An investigation by the Health and Safety Executive (HSE) found that The Leys & St Faith's Foundation School had failed to ensure the area was adequately lit. A pedestrian site safety assessment failed to identify the risk of tripping over the wall and did not take into consideration the lighting conditions or potential effect of poor lighting on pedestrian safety at night.
The Leys and St Faith's Foundation School pleaded guilty to breaching Section 3 (1) of the Health and Safety at Work Act 1974. They were fined of £52,800 and ordered to pay costs of £10,040.
Speaking after the hearing, HSE inspector Graham Tompkins said: "This tragic incident was easily preventable, and the risk should have been identified.
"The school should have taken measures to improve lighting and install a handrail on top of the wall to increase the overall height."
The Defendant was an independent registered charity school.

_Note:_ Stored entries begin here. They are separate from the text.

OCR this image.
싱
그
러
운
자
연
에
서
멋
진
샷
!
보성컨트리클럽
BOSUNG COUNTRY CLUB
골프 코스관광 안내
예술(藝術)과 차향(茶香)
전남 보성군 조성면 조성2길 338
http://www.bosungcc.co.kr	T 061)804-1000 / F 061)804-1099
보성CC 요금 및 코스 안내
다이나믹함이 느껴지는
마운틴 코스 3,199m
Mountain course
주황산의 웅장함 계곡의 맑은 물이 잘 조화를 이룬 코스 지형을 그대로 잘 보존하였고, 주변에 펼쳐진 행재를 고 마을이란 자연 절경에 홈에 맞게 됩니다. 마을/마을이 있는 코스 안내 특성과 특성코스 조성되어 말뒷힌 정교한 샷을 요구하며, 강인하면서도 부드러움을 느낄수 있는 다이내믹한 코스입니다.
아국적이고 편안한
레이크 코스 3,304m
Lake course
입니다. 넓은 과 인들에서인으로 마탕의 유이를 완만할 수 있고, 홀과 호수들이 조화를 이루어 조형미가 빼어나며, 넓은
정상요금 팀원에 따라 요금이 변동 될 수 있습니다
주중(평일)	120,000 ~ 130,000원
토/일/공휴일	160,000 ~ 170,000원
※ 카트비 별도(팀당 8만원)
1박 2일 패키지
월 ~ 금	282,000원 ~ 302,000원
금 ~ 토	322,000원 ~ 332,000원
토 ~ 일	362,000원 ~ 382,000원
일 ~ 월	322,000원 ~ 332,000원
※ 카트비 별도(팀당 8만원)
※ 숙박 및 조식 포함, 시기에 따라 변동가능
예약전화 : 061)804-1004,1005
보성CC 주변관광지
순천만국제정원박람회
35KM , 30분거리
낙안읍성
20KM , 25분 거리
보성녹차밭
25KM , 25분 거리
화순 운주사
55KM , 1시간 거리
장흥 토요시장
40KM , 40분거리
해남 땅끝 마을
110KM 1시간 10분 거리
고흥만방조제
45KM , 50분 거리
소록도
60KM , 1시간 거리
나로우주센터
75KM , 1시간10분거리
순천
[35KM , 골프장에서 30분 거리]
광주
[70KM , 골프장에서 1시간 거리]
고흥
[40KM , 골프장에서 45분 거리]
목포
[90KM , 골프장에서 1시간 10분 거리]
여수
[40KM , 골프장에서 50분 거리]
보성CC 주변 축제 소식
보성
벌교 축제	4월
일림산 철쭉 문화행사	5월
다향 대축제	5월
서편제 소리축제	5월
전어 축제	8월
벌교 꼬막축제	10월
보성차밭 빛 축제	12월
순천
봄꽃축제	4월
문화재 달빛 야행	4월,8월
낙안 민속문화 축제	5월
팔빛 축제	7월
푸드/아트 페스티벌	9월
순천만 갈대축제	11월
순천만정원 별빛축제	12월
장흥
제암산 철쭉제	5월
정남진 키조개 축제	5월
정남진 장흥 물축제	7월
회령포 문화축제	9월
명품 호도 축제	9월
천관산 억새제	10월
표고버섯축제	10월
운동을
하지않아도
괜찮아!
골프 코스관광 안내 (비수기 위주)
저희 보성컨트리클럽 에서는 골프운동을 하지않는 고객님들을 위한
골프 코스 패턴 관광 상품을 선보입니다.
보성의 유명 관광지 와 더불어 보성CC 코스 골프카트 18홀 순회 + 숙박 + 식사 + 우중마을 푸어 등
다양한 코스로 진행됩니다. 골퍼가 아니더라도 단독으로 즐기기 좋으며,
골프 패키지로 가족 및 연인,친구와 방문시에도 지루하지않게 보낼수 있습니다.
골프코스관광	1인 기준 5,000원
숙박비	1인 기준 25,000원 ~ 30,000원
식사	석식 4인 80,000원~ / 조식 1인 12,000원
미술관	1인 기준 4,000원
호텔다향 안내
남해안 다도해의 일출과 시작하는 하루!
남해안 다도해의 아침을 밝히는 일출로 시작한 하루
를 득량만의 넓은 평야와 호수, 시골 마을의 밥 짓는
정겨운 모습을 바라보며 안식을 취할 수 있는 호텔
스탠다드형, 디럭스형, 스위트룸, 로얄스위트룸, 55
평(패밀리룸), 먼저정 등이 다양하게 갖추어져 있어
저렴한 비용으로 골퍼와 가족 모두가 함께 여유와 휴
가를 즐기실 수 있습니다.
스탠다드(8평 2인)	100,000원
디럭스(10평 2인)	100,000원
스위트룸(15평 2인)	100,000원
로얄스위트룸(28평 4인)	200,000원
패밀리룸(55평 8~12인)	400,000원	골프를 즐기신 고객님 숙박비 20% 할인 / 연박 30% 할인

Had the school fallen within the responsibility of the local education authority/Council then the level of the fine imposed by the court may have been significantly higher. The starting point for the Court on sentencing is to determine the size of the organisation, which for local authorities and similar public bodies is the Annual Revenue Budget. For charities, this will be the annual audited accounts. The purpose of the fine must be sufficiently substantial to have a real impact which will bring home to management the need to comply with health and safety legislation. However, for a public body or charity, the guidelines provides that the fine should normally be substantially reduced if the organisation is able to demonstrate the proposed fine would have a significant impact on the provision of its services.
Apart from the HSE fine the school may also face a civil liability claim for compensation from the estate of the deceased bringing a claim under the Law Reform Act 1934 and Fatal Accidents Act 1976. The legal basis of the claim for negligence would be under the Occupiers Liability Act 1957.
Premises risk assessments needs to ensure that they are undertaken by competent and trained persons and that they are suitable and sufficient. In this instance, the risk assessment failed to identify the risk of tripping over the low level wall and the poor lighting in the area which are potential hazards which should have been identified giving rise to a foreseeable risk of injury. The carrying out of a risk assessment during daylight hours may not have appreciated the risk factors of tripping and the low lighting levels during visits in the evening. These are all factors that need to be taken into consideration when carrying out your risk assessments.